At the NDANG chaplain worship service, one of the chaplain assistant’s served his last day. He graduated from North Central University to be a youth pastor in Wilmar, MN. We will miss him, as he used his musical talent to worship God and told so many amazing stories.

 Today, he shared a baseball story, where he comes up to the bat and lets out a swing. Strike one! He starts feeling nervous. So, he makes a couple practice swings for the second pitch. Strike two! Now he plans on bunting the final strike, making it easy to sprint to first base. However, he decides to swing it at the last second, and CRACK–he hits the ball and runs like the wind to first base. Pausing on first, he looks up to see his coach saying, “HOMERUN!” As he slides back to home, the crowd rises and applauds.

 On this day, his girlfriend said, “If he hit’s a homerun today, I know I’m supposed to marry him.” When they got engaged, she told him about the baseball story and feeling like he was “the one” for her. When he asked her to marry him, he also asked her to “follow” him. This made sense. When we marry someone, we also agree to follow them. The same applies if we give our hearts to Jesus–we agree to follow Him. It is important to marry in Christ, something I have been thinking a lot about lately. When people enter a good marriage, they just seem to “know” they are the one.

 This relates to my previous relationship and “knowing” whether he was the one. The person I was with was unsure about his faith. I did not know what to do and I kept blaming myself. But then I realized that this is up to God and that I cannot take His place. God’s plan seemed to be different from my own. I shouldn’t be in a relationship just because I feel loved. I need someone who follows Christ and loves me as Christ does. My plan would be to stay with him, but I felt God tugging me away from that plan.
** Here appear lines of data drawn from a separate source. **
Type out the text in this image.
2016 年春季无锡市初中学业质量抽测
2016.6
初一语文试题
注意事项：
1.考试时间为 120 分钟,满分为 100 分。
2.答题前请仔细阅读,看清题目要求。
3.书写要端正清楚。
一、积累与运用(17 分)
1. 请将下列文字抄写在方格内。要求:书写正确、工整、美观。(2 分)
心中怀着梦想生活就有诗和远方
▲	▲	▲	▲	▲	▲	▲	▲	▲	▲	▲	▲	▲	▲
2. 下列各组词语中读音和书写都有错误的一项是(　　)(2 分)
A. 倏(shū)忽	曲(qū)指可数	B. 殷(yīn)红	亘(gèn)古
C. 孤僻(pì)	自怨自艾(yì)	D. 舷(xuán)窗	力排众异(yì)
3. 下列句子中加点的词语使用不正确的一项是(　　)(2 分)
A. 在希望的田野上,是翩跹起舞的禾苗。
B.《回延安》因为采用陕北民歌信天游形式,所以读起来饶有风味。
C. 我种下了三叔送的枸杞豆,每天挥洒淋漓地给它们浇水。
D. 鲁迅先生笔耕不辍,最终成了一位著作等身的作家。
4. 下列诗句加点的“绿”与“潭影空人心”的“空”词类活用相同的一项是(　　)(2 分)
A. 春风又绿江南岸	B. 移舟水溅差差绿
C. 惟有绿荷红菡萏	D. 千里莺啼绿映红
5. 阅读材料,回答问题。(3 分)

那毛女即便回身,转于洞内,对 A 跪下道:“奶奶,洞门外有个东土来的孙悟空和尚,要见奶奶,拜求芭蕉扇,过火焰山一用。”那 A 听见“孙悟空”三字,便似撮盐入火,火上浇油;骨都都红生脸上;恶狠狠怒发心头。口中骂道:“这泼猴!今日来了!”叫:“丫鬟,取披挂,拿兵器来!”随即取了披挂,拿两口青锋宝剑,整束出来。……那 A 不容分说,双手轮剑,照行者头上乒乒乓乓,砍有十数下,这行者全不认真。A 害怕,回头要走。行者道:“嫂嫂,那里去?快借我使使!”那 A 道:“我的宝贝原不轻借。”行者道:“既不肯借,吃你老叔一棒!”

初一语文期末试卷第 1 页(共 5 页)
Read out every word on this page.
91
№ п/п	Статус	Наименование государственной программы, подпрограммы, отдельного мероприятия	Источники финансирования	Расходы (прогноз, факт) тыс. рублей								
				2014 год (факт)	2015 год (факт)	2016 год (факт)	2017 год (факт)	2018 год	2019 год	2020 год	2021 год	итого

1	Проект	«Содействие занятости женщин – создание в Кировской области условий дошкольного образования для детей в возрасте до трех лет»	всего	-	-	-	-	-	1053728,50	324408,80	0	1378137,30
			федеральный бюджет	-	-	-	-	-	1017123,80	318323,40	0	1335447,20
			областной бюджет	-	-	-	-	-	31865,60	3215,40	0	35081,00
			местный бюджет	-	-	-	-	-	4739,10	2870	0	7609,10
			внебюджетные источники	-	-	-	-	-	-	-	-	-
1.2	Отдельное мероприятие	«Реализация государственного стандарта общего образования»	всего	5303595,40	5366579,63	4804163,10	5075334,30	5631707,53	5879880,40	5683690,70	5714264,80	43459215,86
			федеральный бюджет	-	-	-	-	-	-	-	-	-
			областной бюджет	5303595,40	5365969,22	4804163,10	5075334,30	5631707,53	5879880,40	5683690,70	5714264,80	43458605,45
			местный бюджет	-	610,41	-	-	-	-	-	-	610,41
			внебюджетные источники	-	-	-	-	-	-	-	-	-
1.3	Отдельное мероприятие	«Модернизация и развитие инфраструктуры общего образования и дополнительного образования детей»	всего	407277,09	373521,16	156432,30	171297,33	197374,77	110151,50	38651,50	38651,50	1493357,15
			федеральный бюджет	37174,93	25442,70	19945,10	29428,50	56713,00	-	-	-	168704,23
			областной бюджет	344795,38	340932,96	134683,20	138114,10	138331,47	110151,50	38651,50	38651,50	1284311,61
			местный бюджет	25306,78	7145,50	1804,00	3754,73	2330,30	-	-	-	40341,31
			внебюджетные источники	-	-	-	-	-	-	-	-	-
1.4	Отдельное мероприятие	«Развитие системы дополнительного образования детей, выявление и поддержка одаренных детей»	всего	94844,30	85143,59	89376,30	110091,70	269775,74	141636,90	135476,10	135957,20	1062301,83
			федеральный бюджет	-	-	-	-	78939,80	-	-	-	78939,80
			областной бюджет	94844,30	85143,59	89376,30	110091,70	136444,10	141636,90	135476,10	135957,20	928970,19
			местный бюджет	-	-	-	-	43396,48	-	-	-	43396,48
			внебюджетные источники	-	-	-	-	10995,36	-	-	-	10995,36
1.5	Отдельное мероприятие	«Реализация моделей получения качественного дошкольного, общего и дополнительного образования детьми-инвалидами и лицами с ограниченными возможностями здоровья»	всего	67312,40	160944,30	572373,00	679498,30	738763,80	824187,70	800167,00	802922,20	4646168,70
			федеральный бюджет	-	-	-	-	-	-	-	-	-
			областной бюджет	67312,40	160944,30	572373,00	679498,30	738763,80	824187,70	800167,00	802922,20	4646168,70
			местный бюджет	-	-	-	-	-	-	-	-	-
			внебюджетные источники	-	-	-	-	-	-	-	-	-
 Our plan to “bunt” everything thrown at us and taking the easy way out is not God’s plan. He wants us to feel confident, without turning back. No matter how much I try to plan, I just need to give my life to God. He wants to play a part in every decision we make. This includes all decisions–relationships, jobs, everyday choices, and so on. If we don’t allow Him to play this role, who are we really following? Ourselves? Our girlfriend/boyfriend? Other idols? God wants us to chose Him to defeat the idols that are continually thrown at us.

Add comment May 5, 2008

Somewhere in the Middle

Last Thursday, I got a call from him. As I listened on the phone, he sounded sad, worried, but most of all, lonely. He ran to the library to see me. I felt so vulnerable, so lost, so confused. I miss him. I still love him.

He was not only my best friend, but the person I shared my life with. I wanted to believe that we could get back together even though I’m not ready for this. When I was with him, I felt like I had to step out of my “comfort zone,” as if I had to change myself in order to make him happy. I know I can’t do this to myself anymore. At the same time, I still want to see him, to be with him, and to know what’s going on in his life.

I feel guilty for having mixed emotions. I don’t want him to be with me because I am so unsure about it. My gut tells me that coming back to him doesn’t feel right, and yet sometimes I question that feeling—making me feel “trapped” in the middle. Part of my heart wants to be with him but my other half says, “We were not meant to be.”